Sinto falta das pessoas e careço de oração que me fortaleça a fé para as lutas diárias, que me mantenha consciente de quem eu sou e de quem eu não sou. Mas cada vez menos, consigo enxergar possibilidade de me encaixar em reuniões num templo, dentro de um processo litúrgico normal.

Não, não tem nada a ver com a liturgia e não querê-la, até porque a minha construção pessoal me faz aderir muito facilmente a determinadas formalidades.

A questão é outra e tem a ver com compreensão das coisas, sentido de existência, significado de vocação e exercício dela.
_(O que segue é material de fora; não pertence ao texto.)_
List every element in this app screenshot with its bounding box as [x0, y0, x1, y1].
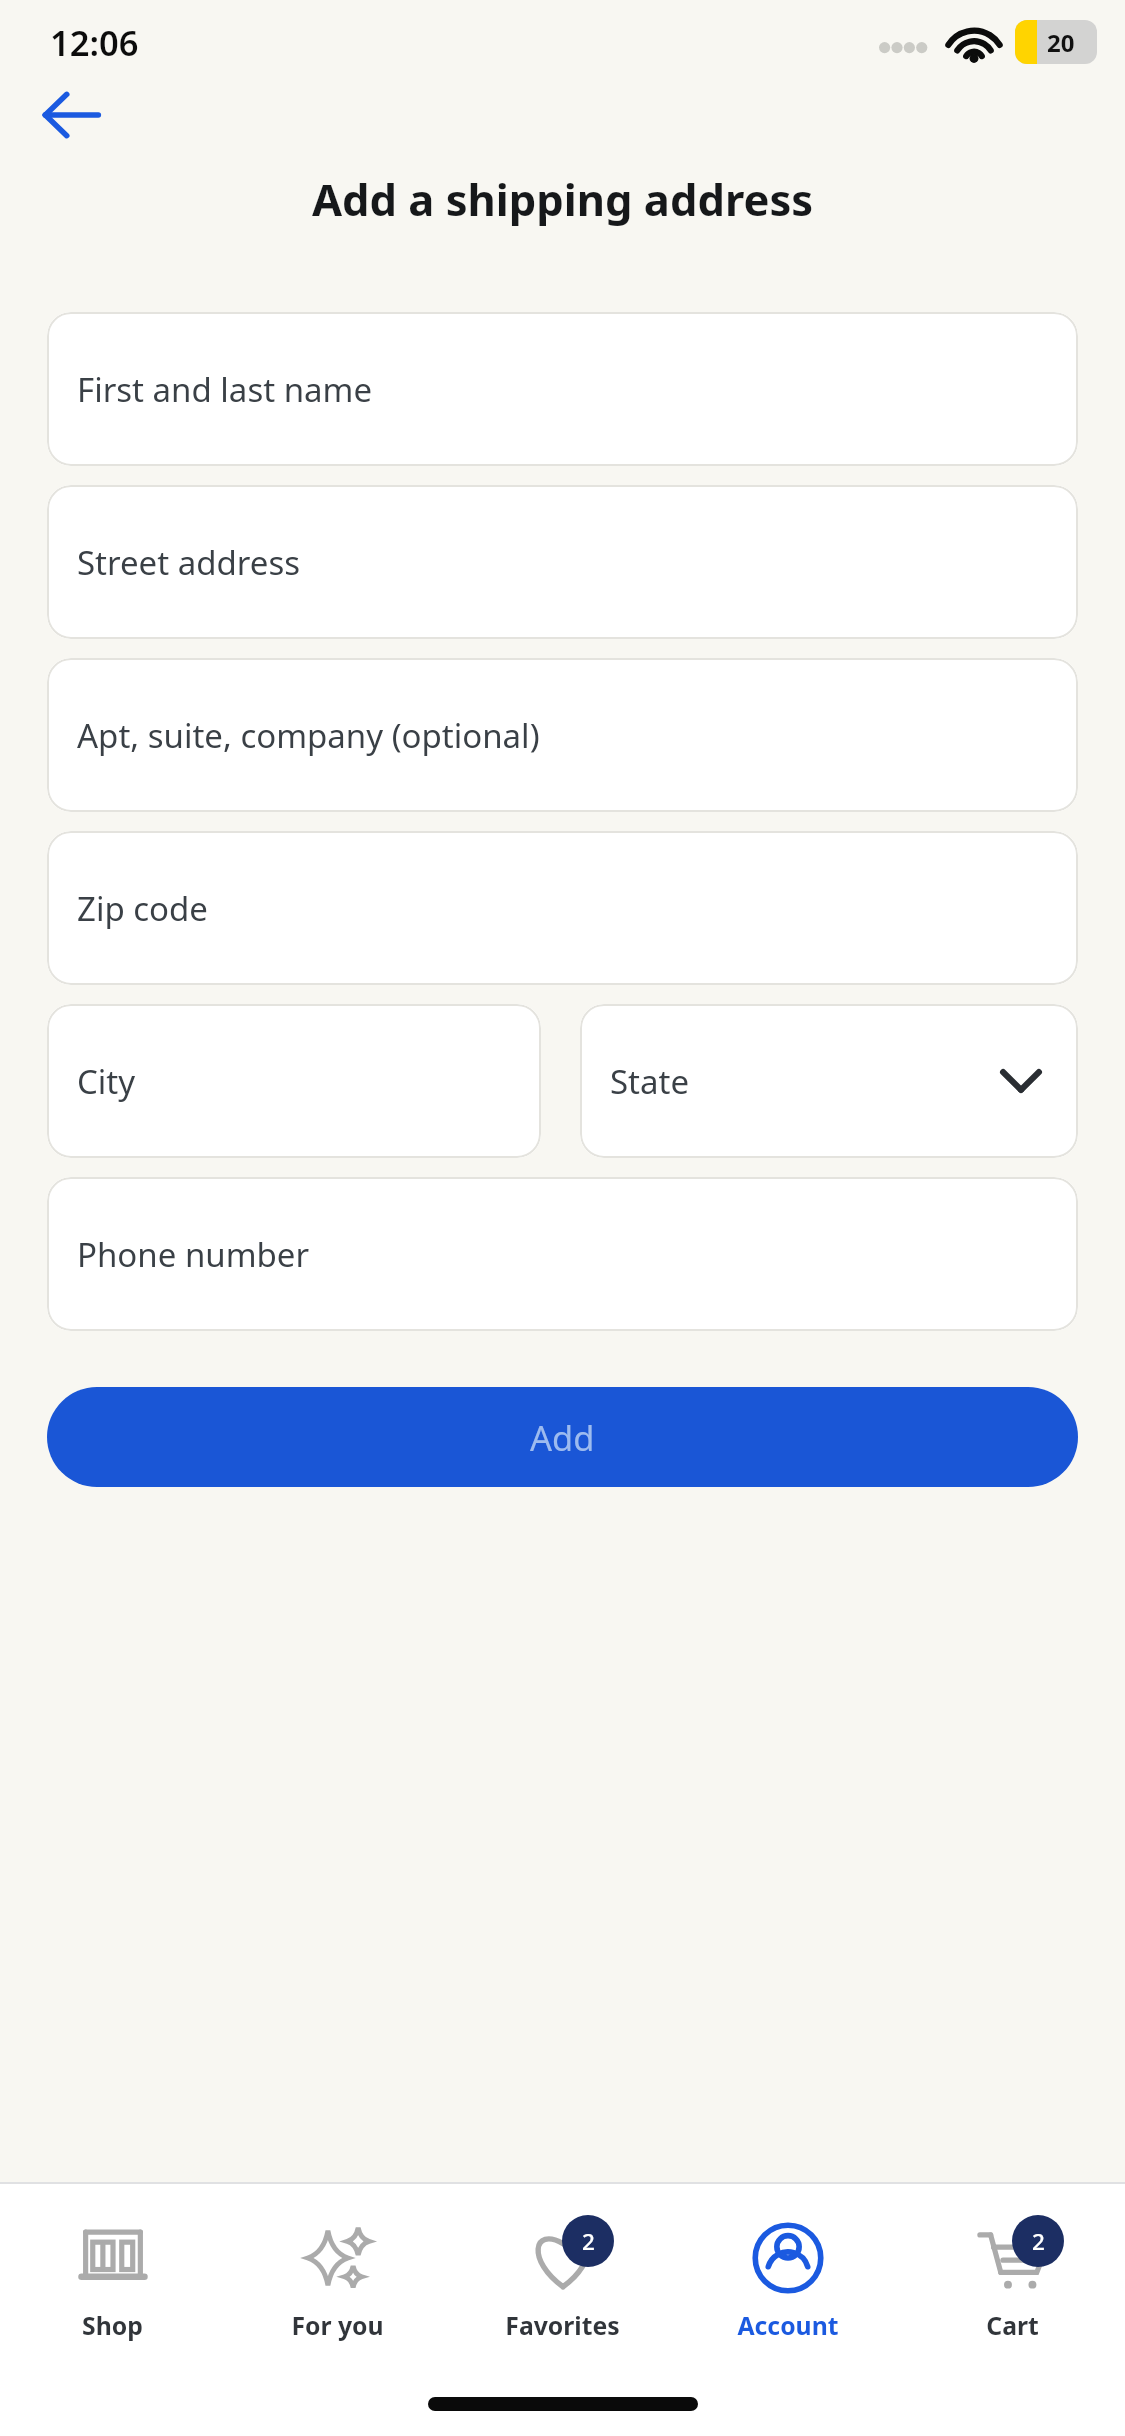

Decidi-me "romper" para me perder com o anseio de me achar, faz pouco mais de dois anos. Foi quando acompanhei dois pastores já bem avançados em dias e bastante experimentados em todo tipo de miséria humana. Eu os vi chorar ante uma desgraça com a qual eu convivia muito mais intensamente que nos últimos quinze meses e depois, quando seguíamos para uma reunião, ao ouvi-los para não me importar com as oposições de lideranças religiosas e que seguisse a vocação, finalmente entendi que, ou ousava romper ou jamais conseguiria compreender um milésimo do significado da minha existência.

[Não tenho qualquer garantia de que conseguirei saber o porquê de estar aqui, mas sigo com mais quietude, agora].

Tem a ver com comunhão e o seu significado, porque eu só posso partir o pão no mesmo prato com aquela pessoa a quem sou capaz de dar meu coração e mostrá-lo como é, sabendo que me corrigirá - se necessário for, me apontará erros, me reconhecerá falhas, me instigará a esticar limites, mas não me acusará, não me defenestrará, não irromperá sobre mim para que eu conceba uma espiritualidade alijada da vocação marginal (assim feita pela religião) que me foi confiada, mesmo quando não a compreender.

Então, se estou em um ajuntamento de pessoas cujo entendimento de culto ao Criador não se expande para o exercício das variadas frentes, conforme consigo perceber na Escritura, eu não tenho comunhão com elas e, portanto, o meu culto é falso e não será agradável aquele a quem o devoto.

Resta assim, continuar a busca por encontros não litúrgicos mas que falam de fé, que demonstram as obras da fé, onde os corações se conectam na oração expressa no serviço e na gratidão de apenas ser, esta é a minha decisão litúrgica e é assim que eu congrego.